Janáček’s string quartets date from the last years of his 
                  life, and both were directly linked to his love for, or, if 
                  you prefer, his infatuation with, a much younger, married woman. 
                  They are highly unusual works, expressing the composer’s passionate 
                  feelings with such force that a mere string quartet sometimes 
                  feels unequal to the challenge. His way with form defies conventional 
                  analysis, with ideas seemingly flowing from his pen in profusion, 
                  developed, repeated or discarded at will. The actual sound of 
                  the music varies between astonishing richness and passages that 
                  many would describe as ugly. Then there is the frequent use 
                  of extreme contrast, passing from one idea to another without 
                  warning or transition, often many times within a single movement. 
                  
                  
                  The Hagen Quartet understand all this, and deliver in spades. 
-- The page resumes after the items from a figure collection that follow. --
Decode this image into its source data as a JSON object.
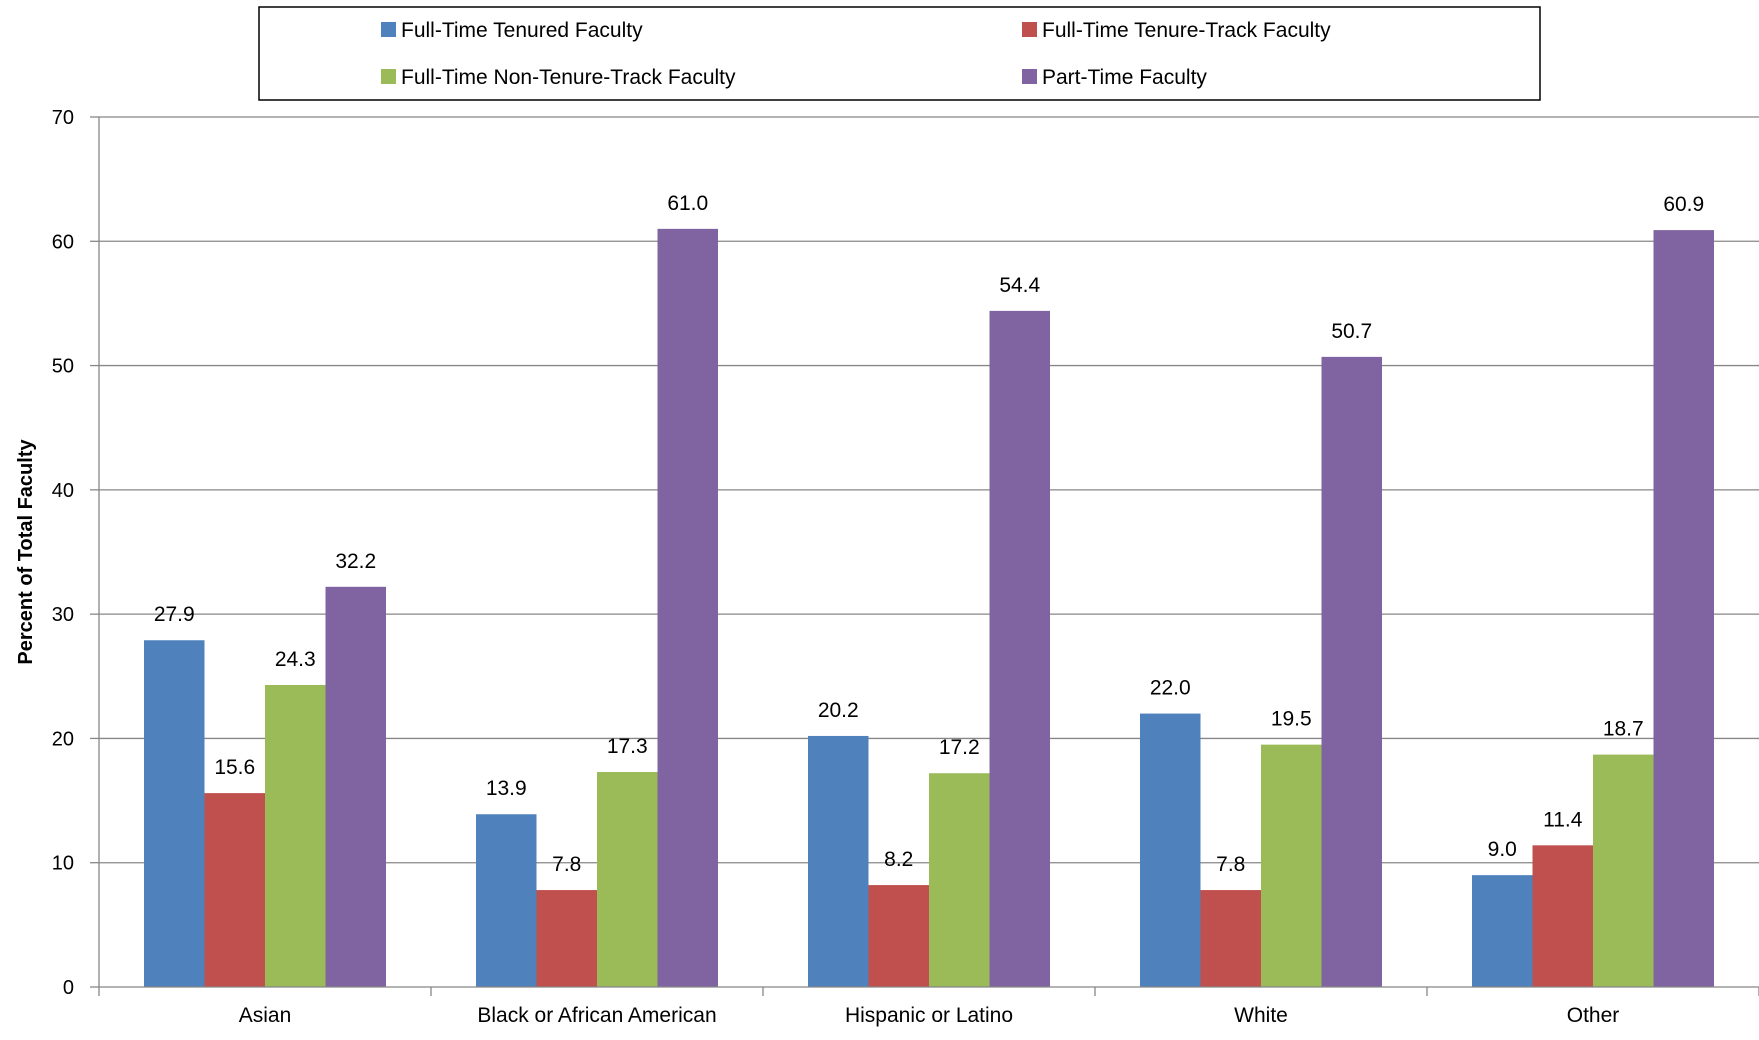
{
  "chart_data": {
    "type": "bar",
    "title": "",
    "xlabel": "",
    "ylabel": "Percent of Total Faculty",
    "ylim": [
      0,
      70
    ],
    "yticks": [
      0,
      10,
      20,
      30,
      40,
      50,
      60,
      70
    ],
    "grid": true,
    "legend_position": "top",
    "categories": [
      "Asian",
      "Black or African American",
      "Hispanic or Latino",
      "White",
      "Other"
    ],
    "series": [
      {
        "name": "Full-Time Tenured Faculty",
        "color": "#4F81BD",
        "values": [
          27.9,
          13.9,
          20.2,
          22.0,
          9.0
        ],
        "labels": [
          "27.9",
          "13.9",
          "20.2",
          "22.0",
          "9.0"
        ]
      },
      {
        "name": "Full-Time Tenure-Track Faculty",
        "color": "#C0504D",
        "values": [
          15.6,
          7.8,
          8.2,
          7.8,
          11.4
        ],
        "labels": [
          "15.6",
          "7.8",
          "8.2",
          "7.8",
          "11.4"
        ]
      },
      {
        "name": "Full-Time Non-Tenure-Track Faculty",
        "color": "#9BBB59",
        "values": [
          24.3,
          17.3,
          17.2,
          19.5,
          18.7
        ],
        "labels": [
          "24.3",
          "17.3",
          "17.2",
          "19.5",
          "18.7"
        ]
      },
      {
        "name": "Part-Time Faculty",
        "color": "#8064A2",
        "values": [
          32.2,
          61.0,
          54.4,
          50.7,
          60.9
        ],
        "labels": [
          "32.2",
          "61.0",
          "54.4",
          "50.7",
          "60.9"
        ]
      }
    ]
  }
}
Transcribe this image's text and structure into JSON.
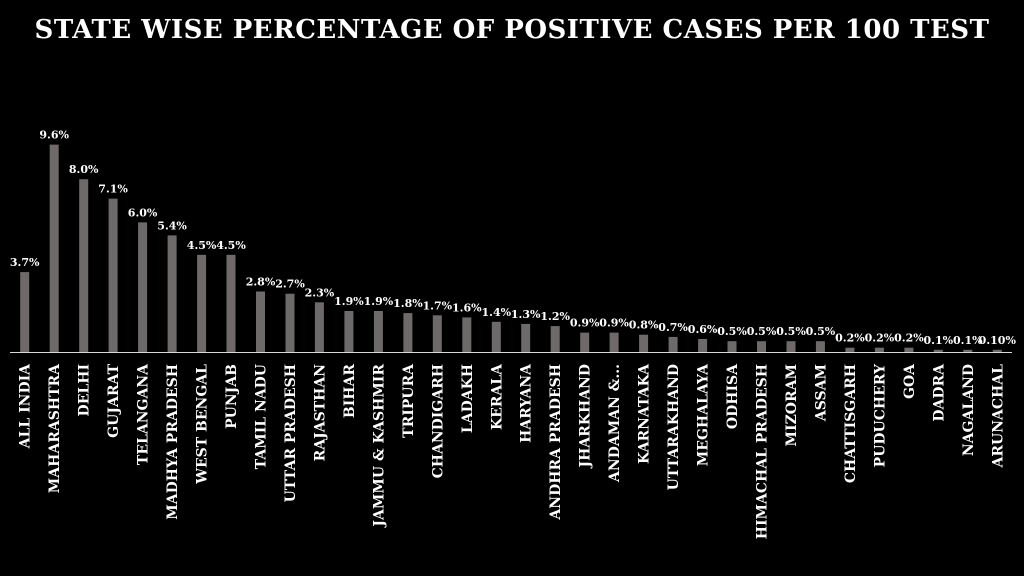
{
  "chart_data": {
    "type": "bar",
    "title": "STATE WISE PERCENTAGE OF POSITIVE CASES PER 100 TEST",
    "xlabel": "",
    "ylabel": "",
    "ylim": [
      0,
      10
    ],
    "grid": false,
    "legend": "none",
    "colors": {
      "background": "#000000",
      "bar": "#6f6a6a",
      "text": "#ffffff",
      "axis": "#d9d9d9"
    },
    "categories": [
      "ALL INDIA",
      "MAHARASHTRA",
      "DELHI",
      "GUJARAT",
      "TELANGANA",
      "MADHYA PRADESH",
      "WEST BENGAL",
      "PUNJAB",
      "TAMIL NADU",
      "UTTAR PRADESH",
      "RAJASTHAN",
      "BIHAR",
      "JAMMU & KASHMIR",
      "TRIPURA",
      "CHANDIGARH",
      "LADAKH",
      "KERALA",
      "HARYANA",
      "ANDHRA PRADESH",
      "JHARKHAND",
      "ANDAMAN &...",
      "KARNATAKA",
      "UTTARAKHAND",
      "MEGHALAYA",
      "ODHISA",
      "HIMACHAL PRADESH",
      "MIZORAM",
      "ASSAM",
      "CHATTISGARH",
      "PUDUCHERY",
      "GOA",
      "DADRA",
      "NAGALAND",
      "ARUNACHAL"
    ],
    "values": [
      3.7,
      9.6,
      8.0,
      7.1,
      6.0,
      5.4,
      4.5,
      4.5,
      2.8,
      2.7,
      2.3,
      1.9,
      1.9,
      1.8,
      1.7,
      1.6,
      1.4,
      1.3,
      1.2,
      0.9,
      0.9,
      0.8,
      0.7,
      0.6,
      0.5,
      0.5,
      0.5,
      0.5,
      0.2,
      0.2,
      0.2,
      0.1,
      0.1,
      0.1
    ],
    "labels": [
      "3.7%",
      "9.6%",
      "8.0%",
      "7.1%",
      "6.0%",
      "5.4%",
      "4.5%",
      "4.5%",
      "2.8%",
      "2.7%",
      "2.3%",
      "1.9%",
      "1.9%",
      "1.8%",
      "1.7%",
      "1.6%",
      "1.4%",
      "1.3%",
      "1.2%",
      "0.9%",
      "0.9%",
      "0.8%",
      "0.7%",
      "0.6%",
      "0.5%",
      "0.5%",
      "0.5%",
      "0.5%",
      "0.2%",
      "0.2%",
      "0.2%",
      "0.1%",
      "0.1%",
      "0.10%"
    ]
  }
}
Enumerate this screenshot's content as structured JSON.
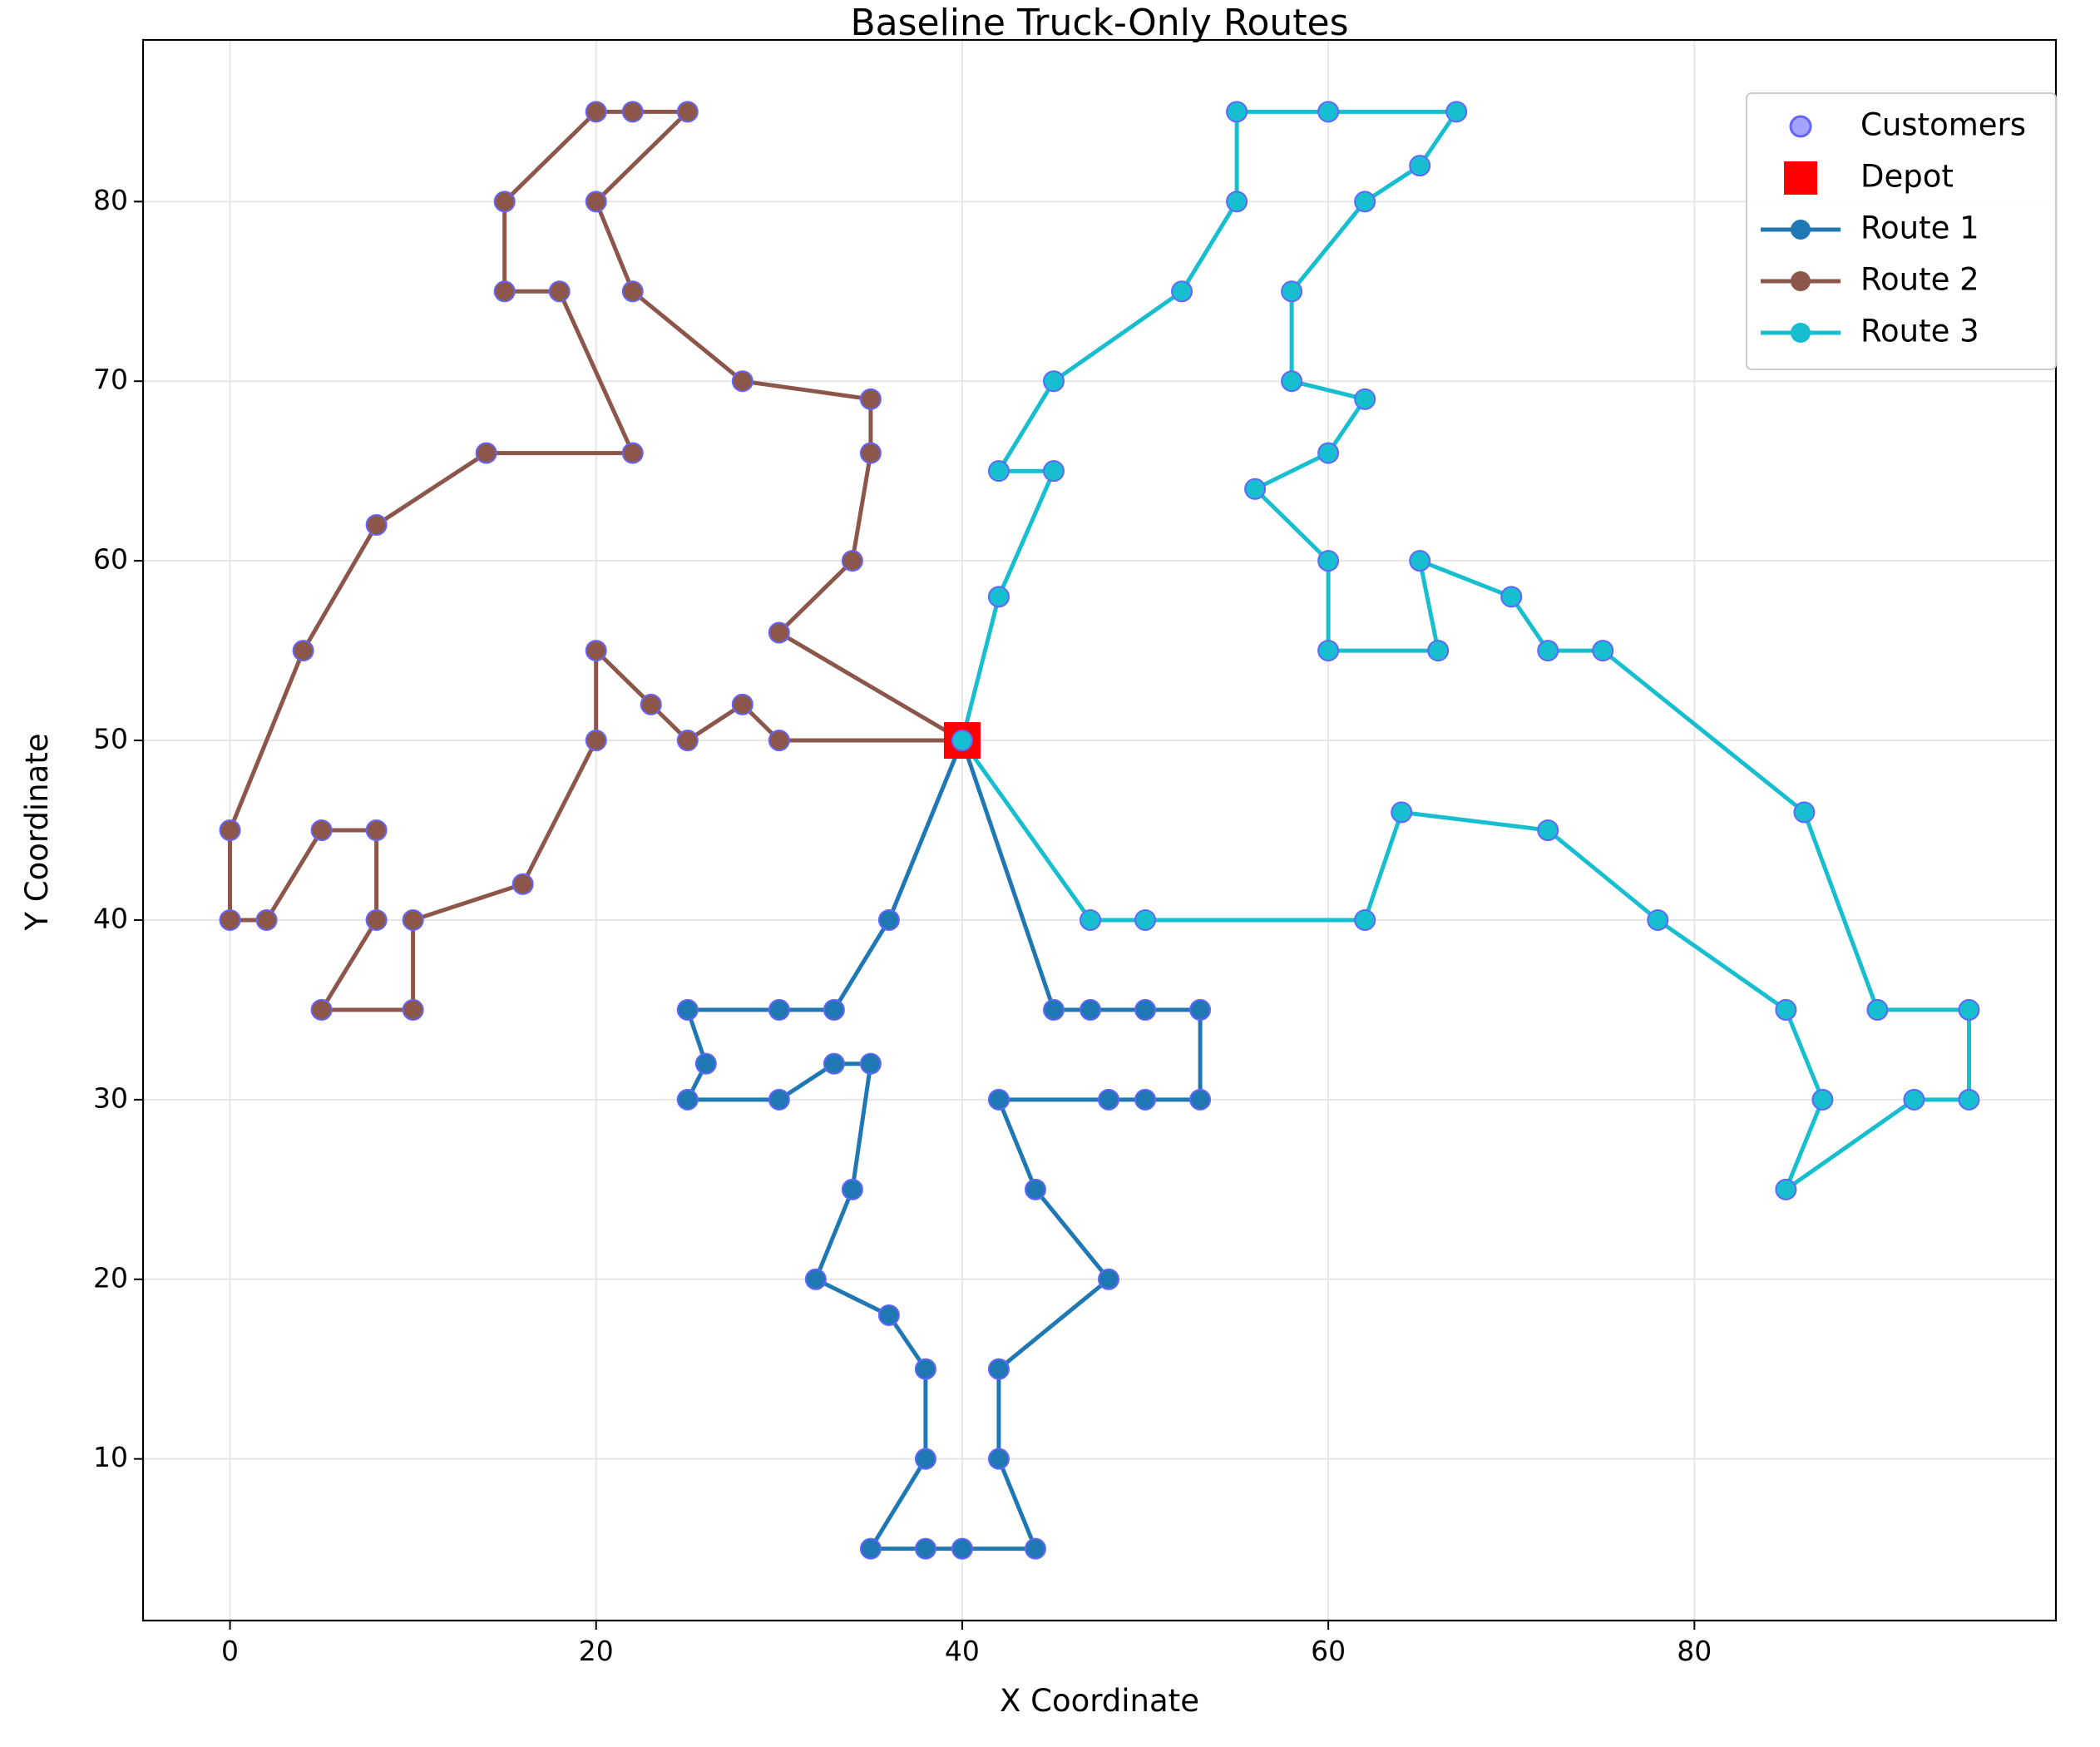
{
  "chart_data": {
    "type": "line",
    "title": "Baseline Truck-Only Routes",
    "xlabel": "X Coordinate",
    "ylabel": "Y Coordinate",
    "xlim": [
      -4.75,
      99.75
    ],
    "ylim": [
      1.0,
      89.0
    ],
    "xticks": [
      0,
      20,
      40,
      60,
      80
    ],
    "yticks": [
      10,
      20,
      30,
      40,
      50,
      60,
      70,
      80
    ],
    "grid": true,
    "legend_position": "top-right",
    "colors": {
      "customers": "#6464ff",
      "depot": "#ff0000",
      "route1": "#1f77b4",
      "route2": "#8c564b",
      "route3": "#17becf"
    },
    "legend": [
      {
        "label": "Customers",
        "kind": "scatter",
        "color": "#6464ff"
      },
      {
        "label": "Depot",
        "kind": "square",
        "color": "#ff0000"
      },
      {
        "label": "Route 1",
        "kind": "line",
        "color": "#1f77b4"
      },
      {
        "label": "Route 2",
        "kind": "line",
        "color": "#8c564b"
      },
      {
        "label": "Route 3",
        "kind": "line",
        "color": "#17becf"
      }
    ],
    "depot": {
      "x": 40,
      "y": 50
    },
    "series": [
      {
        "name": "Route 1",
        "color": "#1f77b4",
        "points": [
          [
            40,
            50
          ],
          [
            36,
            40
          ],
          [
            33,
            35
          ],
          [
            30,
            35
          ],
          [
            25,
            35
          ],
          [
            26,
            32
          ],
          [
            25,
            30
          ],
          [
            30,
            30
          ],
          [
            33,
            32
          ],
          [
            35,
            32
          ],
          [
            34,
            25
          ],
          [
            32,
            20
          ],
          [
            36,
            18
          ],
          [
            38,
            15
          ],
          [
            38,
            10
          ],
          [
            35,
            5
          ],
          [
            38,
            5
          ],
          [
            40,
            5
          ],
          [
            44,
            5
          ],
          [
            42,
            10
          ],
          [
            42,
            15
          ],
          [
            48,
            20
          ],
          [
            44,
            25
          ],
          [
            42,
            30
          ],
          [
            48,
            30
          ],
          [
            50,
            30
          ],
          [
            53,
            30
          ],
          [
            53,
            35
          ],
          [
            50,
            35
          ],
          [
            47,
            35
          ],
          [
            45,
            35
          ],
          [
            40,
            50
          ]
        ]
      },
      {
        "name": "Route 2",
        "color": "#8c564b",
        "points": [
          [
            40,
            50
          ],
          [
            30,
            56
          ],
          [
            34,
            60
          ],
          [
            35,
            66
          ],
          [
            35,
            69
          ],
          [
            28,
            70
          ],
          [
            22,
            75
          ],
          [
            20,
            80
          ],
          [
            25,
            85
          ],
          [
            22,
            85
          ],
          [
            20,
            85
          ],
          [
            15,
            80
          ],
          [
            15,
            75
          ],
          [
            18,
            75
          ],
          [
            22,
            66
          ],
          [
            14,
            66
          ],
          [
            8,
            62
          ],
          [
            4,
            55
          ],
          [
            0,
            45
          ],
          [
            0,
            40
          ],
          [
            2,
            40
          ],
          [
            5,
            45
          ],
          [
            8,
            45
          ],
          [
            8,
            40
          ],
          [
            5,
            35
          ],
          [
            10,
            35
          ],
          [
            10,
            40
          ],
          [
            16,
            42
          ],
          [
            20,
            50
          ],
          [
            20,
            55
          ],
          [
            23,
            52
          ],
          [
            25,
            50
          ],
          [
            28,
            52
          ],
          [
            30,
            50
          ],
          [
            40,
            50
          ]
        ]
      },
      {
        "name": "Route 3",
        "color": "#17becf",
        "points": [
          [
            40,
            50
          ],
          [
            42,
            58
          ],
          [
            45,
            65
          ],
          [
            42,
            65
          ],
          [
            45,
            70
          ],
          [
            52,
            75
          ],
          [
            55,
            80
          ],
          [
            55,
            85
          ],
          [
            60,
            85
          ],
          [
            67,
            85
          ],
          [
            65,
            82
          ],
          [
            62,
            80
          ],
          [
            58,
            75
          ],
          [
            58,
            70
          ],
          [
            62,
            69
          ],
          [
            60,
            66
          ],
          [
            56,
            64
          ],
          [
            60,
            60
          ],
          [
            60,
            55
          ],
          [
            66,
            55
          ],
          [
            65,
            60
          ],
          [
            70,
            58
          ],
          [
            72,
            55
          ],
          [
            75,
            55
          ],
          [
            86,
            46
          ],
          [
            90,
            35
          ],
          [
            95,
            35
          ],
          [
            95,
            30
          ],
          [
            92,
            30
          ],
          [
            85,
            25
          ],
          [
            87,
            30
          ],
          [
            85,
            35
          ],
          [
            78,
            40
          ],
          [
            72,
            45
          ],
          [
            64,
            46
          ],
          [
            62,
            40
          ],
          [
            50,
            40
          ],
          [
            47,
            40
          ],
          [
            40,
            50
          ]
        ]
      }
    ]
  }
}
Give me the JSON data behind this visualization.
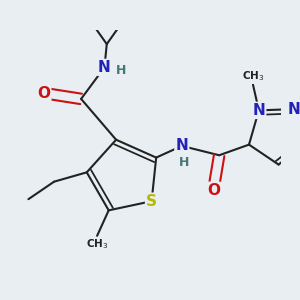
{
  "bg_color": "#e8eef2",
  "bond_color": "#222222",
  "bond_width": 1.5,
  "atom_colors": {
    "S": "#b8b800",
    "N": "#2222bb",
    "O": "#cc1111",
    "H": "#447777",
    "C": "#222222"
  }
}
                  The theme that passes from instrument to instrument in the opening 
                  pages of the First Quartet is very fast here, so much so that 
                  any lilting, folk-like quality is lost. And you’ll rarely hear 
                  the celebrated tremolandi later in the movement more 
                  “scrubbed” than here, nor the various other bowing effects – 
                  sul ponticello (playing on the instruments’ bridge) for 
                  example – more vividly realised. One is also struck by the sheer 
                  beauty of sound of this ensemble, like hearing the composer’s 
                  orchestral works played by the Vienna Philharmonic. The second 
                  and fourth movements each feature a crescendo so powerful and 
                  so well controlled that it draws attention to itself, and indeed 
                  from a technical point of view, these performances are of virtuoso 
                  standard. 
                  
                  Why, then, do I find them so unsatisfying? The problem is that 
                  the Hagen Quartet’s solution to the problem of expressing this 
                  apparently uncontrolled outpouring of feeling is to take what 
                  Janáček wrote and exaggerate it. The opening of the Second 
                  Quartet is very slow indeed, for example, but as the movement 
                  progresses the faster passages are taken at breakneck speed, 
                  leading to a quite unnecessary underlining of the contrast that 
                  is already written into the music. Did the tone employed near 
                  the opening of the first movement of the First Quartet really 
                  need to be quite so scratchy as this? Does the opening of the 
                  fourth movement of the Second Quartet really need to be so aggressive? 
                  Other quartets have found quite a different atmosphere here. 
                  Later in the movement there is a pizzicato passage that, in 
                  the hands of the Janáček Quartet (Supraphon) could almost 
                  be by Mahler, the plucked notes evoking a mandolin. Not here: 
                  snapped out for all they are worth, they are. The end of the 
                  First Quartet is just too fast. The unwary might not even recognise 
                  that the motifs passed from one instrument to the other are 
                  those from the beginning and which have been present, in one 
                  form or another, throughout. It may be effective as a way of 
                  expressing near-unbearable passion, but with the link with the 
                  opening bars of the work all but lost, it is, I think, a serious 
                  error. 
                  
                  Set against that, the close of the first movement of the First 
                  Quartet is quite remarkably passionate, and that of the Second 
                  features stratospheric trills that are spectacularly sonorous, 
                  in tune and convincing. There are many passages one could cite 
                  where the technical skill of these four players leaves one gaping 
                  with admiration. Unfortunately that might be part of the problem. 
                  There should be a sense of grappling with these works, just 
                  as the composer grappled to contain his thoughts within the 
                  bounds set by four stringed instruments. I can’t quite escape 
                  the feeling, unworthy though it may be, that these extremes, 
                  taking what Janáček wrote and tipping it over into excess, 
                  might, just might, be for show. 
                  
                  I reviewed some months ago a Nimbus disc of the two Janáček 
                  Quartets, coupled with Fauré and played by the Medici Quartet. 
                  I have returned to that disc for this review and find no reason 
                  to temper my enthusiasm for it. The Skampa Quartet on Supraphon 
                  are very fine indeed, and have the stamp of authenticity. They 
                  go some way towards the Hagen view in emphasising the music’s 
                  violence, but they never overstep the mark. My favourite performances 
                  of all, perhaps partly for sentimental reasons, are those by 
                  the Janáček Quartet from 1963, mentioned above. I don’t 
                  feel inclined to return to the Hagen performances when these 
                  others go so much further in telling the whole story. 
                  
                  Curiously, in a lifetime’s involvement in music in different 
                  ways I don’t think I have ever heard Wolf’s Italian Serenade. 
                  Now that I have, I wonder what it is doing here alongside Janáček. 
                  And I suspect there is rather more of a smile to be found in 
                  it than the Hagens do in this admittedly brilliant performance.